Ce codex est remarquable par son format imposant (39 x 40 cm)1 et sa longueur : déplié, l'ensemble de ses 36 pages1 mesure un peu plus de 14 mètres.
La première partie partie présente une usure plus grande que les deux autres, ce qui suggère qu'elle a été consultée fréquemment.
Les deux premières et les deux dernières pages manquent.

Plusieurs parties ont été distinguées par les épigraphistes.
La première est un tonalamatl1 (« livre des jours »), c'est-à-dire un almanach rituel divisé en vingt treizaines.
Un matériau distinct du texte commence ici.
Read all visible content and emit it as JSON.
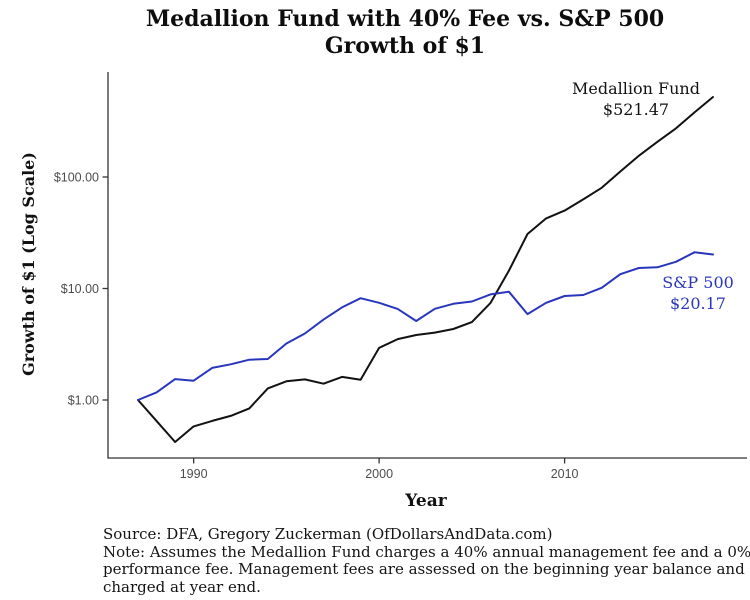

Eloïse Quiñones Keber le considère comme le plus élaboré de tous les tonalamatl connus3.
La seconde partie décrit les rites de chacune des 18 cérémonies annuelles du tonalpohualli1. Impossible : le tonalpohualli compte vingt treizaines ou treize vingtaines de jours ; il s'agit de l'année solaire structurée en dix-huit 'mois' de vingt jours et un résidu Nemontemi.
Une partie plus courte représente quatre divinités fondamentales (Oxomoco, Cipactónal, Quetzalcoatl et Tezcatlipoca) dont le symbolisme est clairement en relation avec le sens du reste du codex.
Une dernière partie plus courte représente un cycle de 52 années incomplet, à cause de l'absence de pages perdues à la fin du codex.